Quando se citava Bill Clinton, o conselho para mover-se rumo “ao centro” aparecia sempre acompanhado de reportagens e análises que deixavam bem claro que Obama dificilmente saberia fazer o mesmo, com igual competência. “Obama não demonstra o mesmo tipo de sensibilidade ‘de centro’, que foi sempre o grande trunfo de Clinton” – explicou o New York Times (3/11/2010).

A verdade é bem diferente. O que Clinton fez foram dois anos de governo de centro; desapontou sua base eleitoral; e por isso os Democratas de então sofreram perdas importantes nas eleições de meio de mandato (Extra!, 2/1/1995; FAIR Media Advisory, 7/11/2008). E o “modelo Clinton” absolutamente não levou a qualquer grande sucesso eleitoral dos Democratas.

Muito estranhamente, os analistas e comentaristas da mídia norte-americana não viram o caso exemplar, muito claro, que tinham ali, frente aos olhos: a vitória dos Republicanos nas eleições da 3a-feira, é exemplo perfeito de como um partido político pode organizar uma ‘volta ao poder’, absolutamente sem mover-se em direção a “centro” algum, mas, isso sim, porque mobilizou táticas de ataques guerrilheiros “contra os Democratas, conseguindo assim jogar sempre na ofensiva” (New York Times, 3/11/2010).

“É a economia, estúpido!”

Muitas das análises que se repetiram na mídia dos EUA operaram para ignorar e fazer ignorar, ou para reduzir a importância da evidência de que se tratou de eleição ‘sobre’ o desemprego e o estado da economia dos EUA. Foram raríssimas as análises que tentaram dar centralidade ao rombo no orçamento federal (FAIR Action Alert, 24/6/2010) e trataram a questão como principal preocupação dos eleitores. A maioria das análises publicadas cuidaram sempre de manter a narrativa nos limites do território dos Republicanos.
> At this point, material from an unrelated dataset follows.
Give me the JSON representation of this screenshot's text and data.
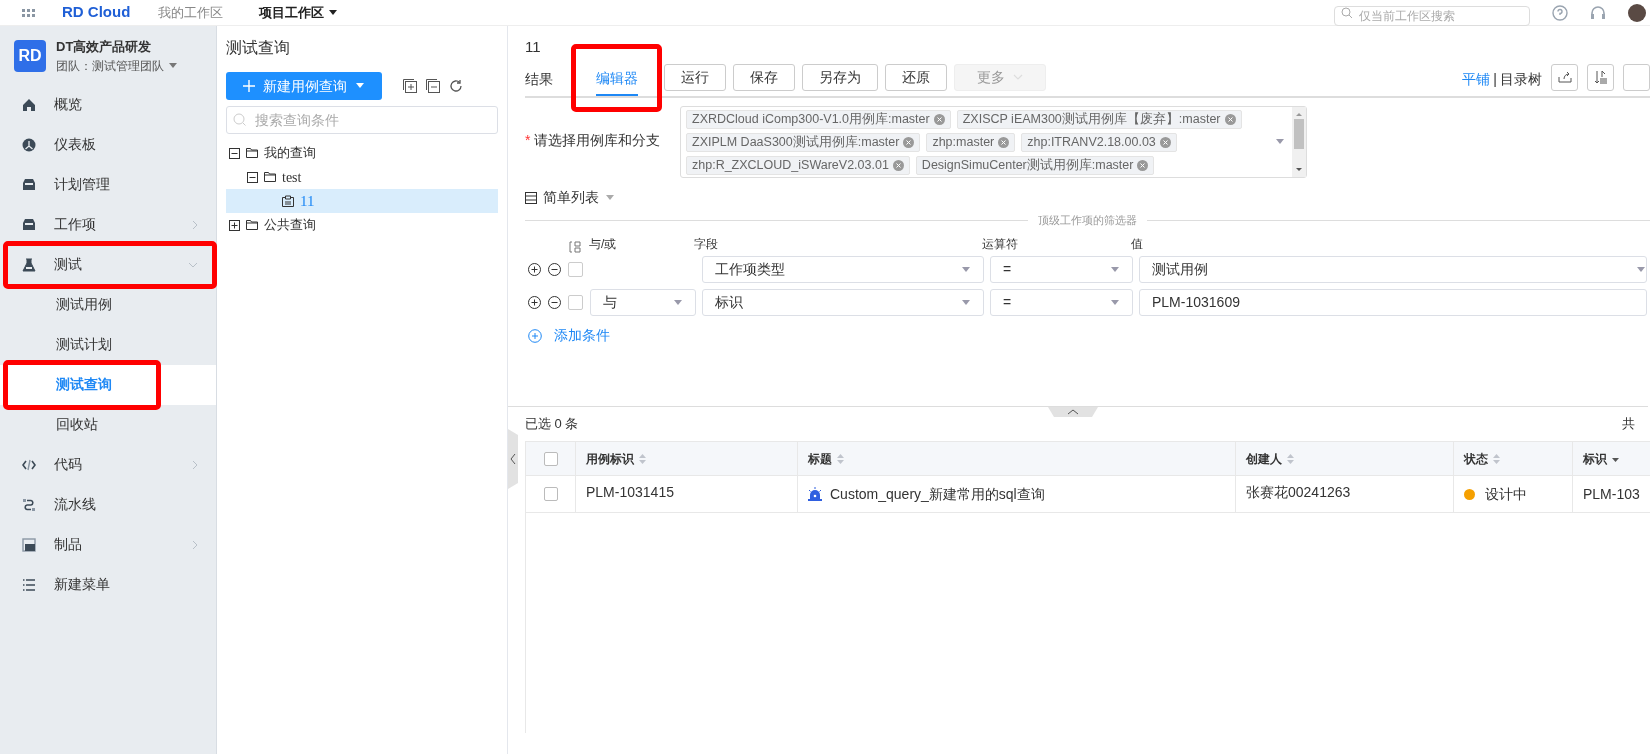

A retórica do “governo inchado, grande demais” e a incansável repetição do mote “é preciso cortar gastos públicos” dominaram todos os discursos. “Se há temas persistentes nas eleições de meio de mandato em 2010 nos EUA, são “o inchaço da máquina pública”; a “carga tributária” e o quão excessivamente o Estado interfere na vida dos cidadãos” – lia-se no lead de coluna do dia 10/10/2010 do Washington Post. Mas o artigo, de fato, mal tangenciava esses ‘temas’.

Sendo a situação da economia o principal problema para os cidadãos (Washington Post, 11/3/10), caberia à mídia ter conduzido melhor discussão sobre o tema. Em vez disso, a mídia promoveu sua velha fórmula de sempre, segundo a qual a esquerda nada tinha a propor para melhorar a situação (quando, de fato, os progressistas já dizem, há tempo razoável, que, sim, muita coisa pode ser feita). A direita, isso sim, é que não fez outra coisa além de repetir que seria preciso “cortar gastos”, e jamais ofereceu qualquer explicação razoável sobre como os gastos públicos explicariam o desemprego, nem sobre como os sempre repetidos “cortes do gasto público” gerariam novos empregos. Nas palavras de Baker, no New York Times (3/11/2010): “As críticas que se ouviram pouco tiveram a ver com propostas para tempos de extraordinárias dificuldades econômicas; concentraram-se no repúdio sistemático de um governo ativamente empenhado em ampliar seus investimentos no bem-estar social.”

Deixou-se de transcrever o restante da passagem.